Rubbing elbows with some of the greatest thinkers of the day certainly entitles Topsøe to bragging rights, but he doesn't claim them. Rather, he's quick to dispel the notion that his relationships with so many leading scientists place him in their ranks. "They were much more clever than I was," Topsøe humbly insists. "We lived in a small corner of the world," he goes on. "And at that time, working in science in Copenhagen meant that you got to know everyone in your sphere of activity."

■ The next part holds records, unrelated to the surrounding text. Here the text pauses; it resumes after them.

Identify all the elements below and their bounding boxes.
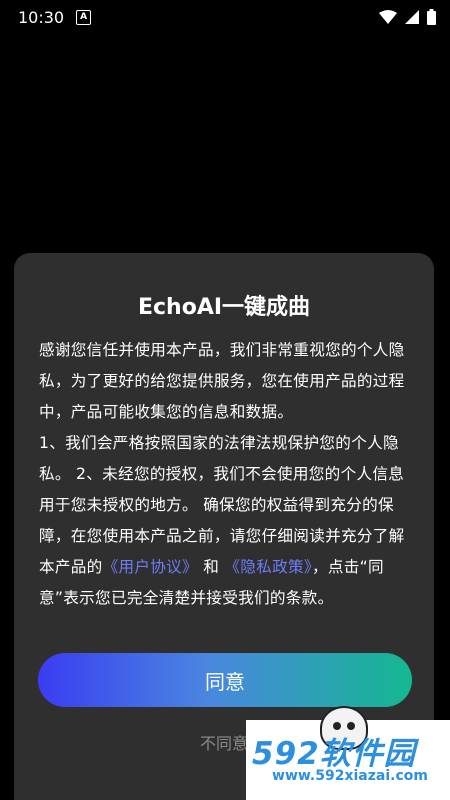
status-bar: 10:30 A [0,0,450,34]
dialog-body: 感谢您信任并使用本产品，我们非常重视您的个人隐私，为了更好的给您提供服务，您在使… [39,335,415,614]
watermark-brand: 592软件园 [252,736,416,772]
and-text: 和 [203,558,220,576]
a-icon: A [76,9,92,25]
battery-icon [427,9,436,25]
body-terms-text: 1、我们会严格按照国家的法律法规保护您的个人隐私。 2、未经您的授权，我们不会使… [39,434,405,576]
dialog-title: EchoAI一键成曲 [137,295,311,320]
watermark-url: www.592xiazai.com [272,768,428,784]
body-intro-text: 感谢您信任并使用本产品，我们非常重视您的个人隐私，为了更好的给您提供服务，您在使… [39,341,405,421]
privacy-policy-link[interactable]: 《隐私政策》 [224,558,312,576]
wifi-icon [379,10,397,24]
signal-icon [405,10,419,24]
status-time: 10:30 [18,7,65,27]
agree-button[interactable]: 同意 [38,653,412,707]
user-agreement-link[interactable]: 《用户协议》 [103,558,198,576]
agree-button-label: 同意 [205,669,245,694]
privacy-dialog: EchoAI一键成曲 感谢您信任并使用本产品，我们非常重视您的个人隐私，为了更好… [14,253,434,800]
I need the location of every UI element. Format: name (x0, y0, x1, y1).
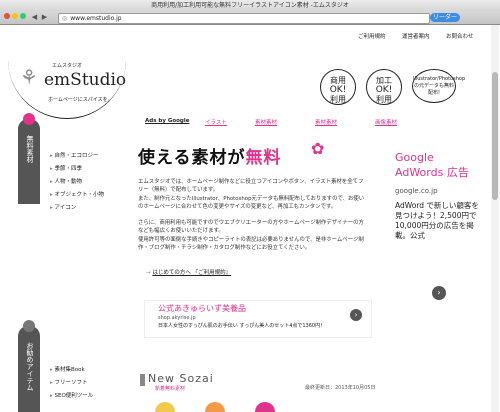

After graduating from university in 1936, Topsøe took a position with the Danish chemical company Aarhus Oliefabrik, where he conducted fundamental and applied investigations in support of some of the catalytic processes carried out by the company. By 1940, war was raging in Europe, and Denmark was under German occupation. At that time Topsøe and a small group of friends set up laboratories at the Technical University near Copenhagen and established a small company doing work in Denmark and Sweden. The small private firm developed know-how in industrial catalytic processes such as hydrogenation, dehydrogenation, alkylation, and preparation of sulfuric acid.

"We started out with just four or five people who were interested in science at the interface of chemistry and physics," Topsøe says. "We hoped to be able to earn a living doing fundamental catalysis work."

Eventually, the group built up a business and repertoire of services that included the manufacture and sale of catalysts, development of catalytic processes, and design and development of catalytic chemical reactors and related hardware. Today, the company employs more than 1,500 people worldwide with headquarters near Copenhagen and centers of operation in India, China, Japan, Russia, and the U.S.

At a catalysis conference in Philadelphia last summer, Topsøe, who had just turned 92 and still stood a head taller than most of the attendees, delivered impromptu remarks to a few hundred dinner guests. "Isn't it fantastic that we can hold such a meeting-with people coming from academia and industry to exchange views openly and frankly?" he observed. "It's our joint interest in catalysis and discovery that carries all of us forward.

"Some of us hope for new business opportunities in science, while others are satisfied to create new knowledge," Topsøe remarked. Proceed with caution, he warned. "If in your science you only look for business, then you risk finding neither knowledge nor business."

Catalysis practitioners around the globe say that, for decades, Topsøe has followed his own advice. "Haldor Topsøe has supreme insight and interest in the basic science of chemical transformations and an outstanding eye for using those qualities to solve important problems," says Jens K. Nørskov, a physics professor at the Technical University of Denmark, Lyngby.

Other scientists are equally enthusiastic in proclaiming their admiration of the veteran catalysis leader. University of California, Berkeley, chemical engineering professor Enrique Iglesia remarks that "among management fads and fleeting business models, Dr. Topsøe's accomplishments continue to provide clear evidence that charismatic leadership can steward knowledge and scientific rigor into a resounding and robust business success."